Posted on Tue July 23, 2019.
- ¼ cup extra virgin olive oil
- 1 medium yellow or white onion, chopped
- 2 carrots, peeled and chopped
- 4 garlic cloves, pressed or minced
- 2 teaspoons ground cumin
- ½ teaspoon dried thyme
- 1 large can (28 ounces) diced tomatoes, lightly drained
- 1 cup brown or green lentils, picked over and rinsed
- 4 cups vegetable broth
- 2 cups water
- 1 teaspoon salt, more to taste
- Pinch of red pepper flakes
- Freshly ground black pepper, to taste
- Heat oil in a large pot over medium heat. Add garlic and onion, cook for 2 minutes.
- Add cumin, diced tomatoes and carrot peeled and chopped. Cook for 7 - 10 minutes or until softened and the onion is sweet.
- Add all remaining ingredients including vegetable broth and black pepper whole and salt. Stir.
- Increase heat and bring to a simmer. Scoop scum on the surface off and discard. Place lid on and turn heat down to medium low. Simmer for 35 - 40 minutes or until lentils are soft.

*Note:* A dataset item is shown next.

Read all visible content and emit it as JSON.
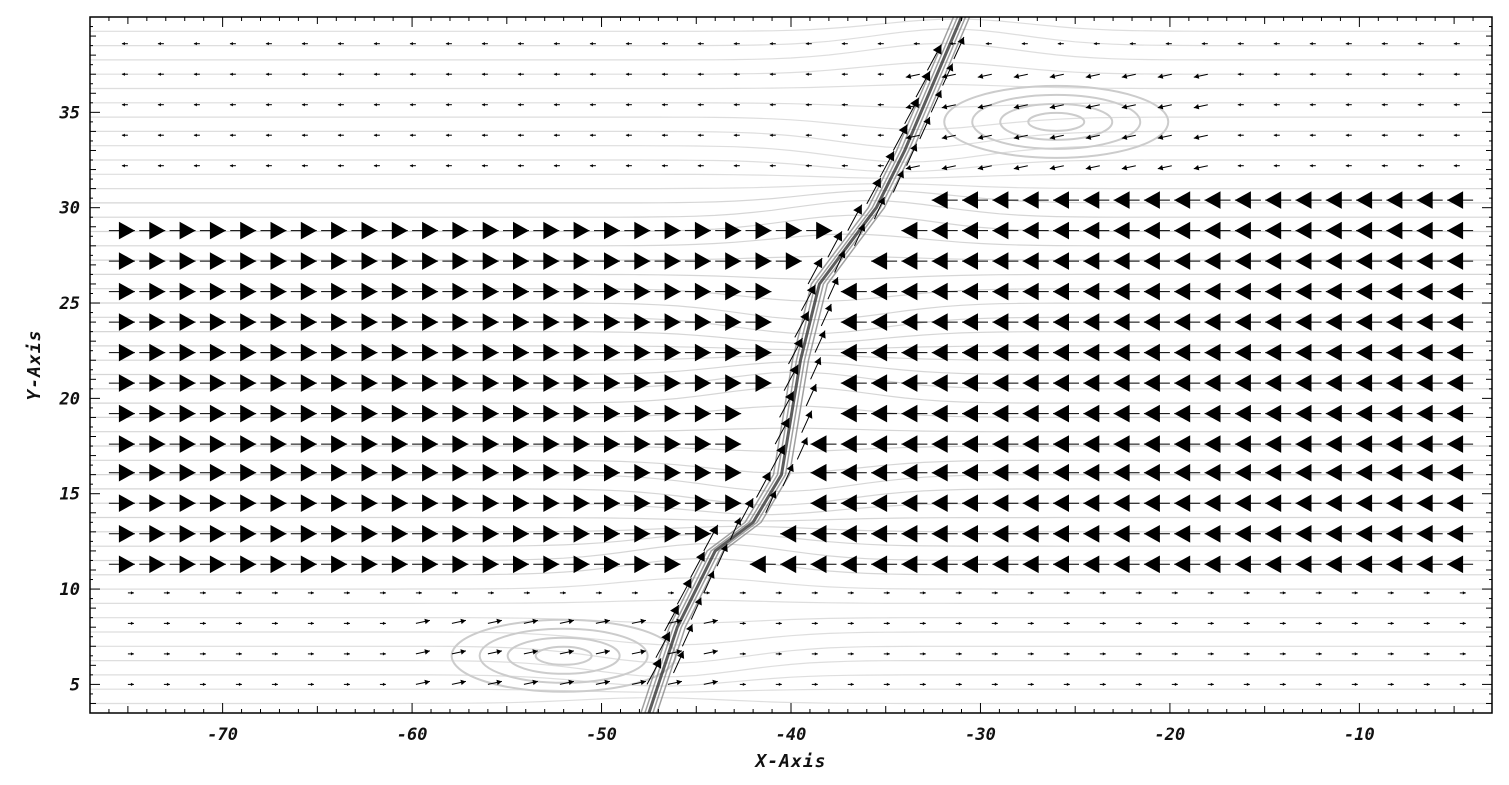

- Thicken Soup: Using a stick blender, do 2 or 3 quick whizzes to thicken the soup. Or transfer 2 cups to a blender, let it cool slightly, blend then transfer back into pot.
- Add a touch of water if you want to adjust soup consistency. Season to taste with salt and pepper. Use red pepper flakes just before serving. Garnish with parsley if desired and serve with warm crusty bread slathered liberally with butter!
- Lentils: This should work with any type of lentils except Puy Lentils (French lentils, small dark brown/black ones because they hold their shape). Red, yellow, brown, green. The colour of the soup will just be a bit different.
- Storage: This freezes extremely well! Or keeps in the fridge.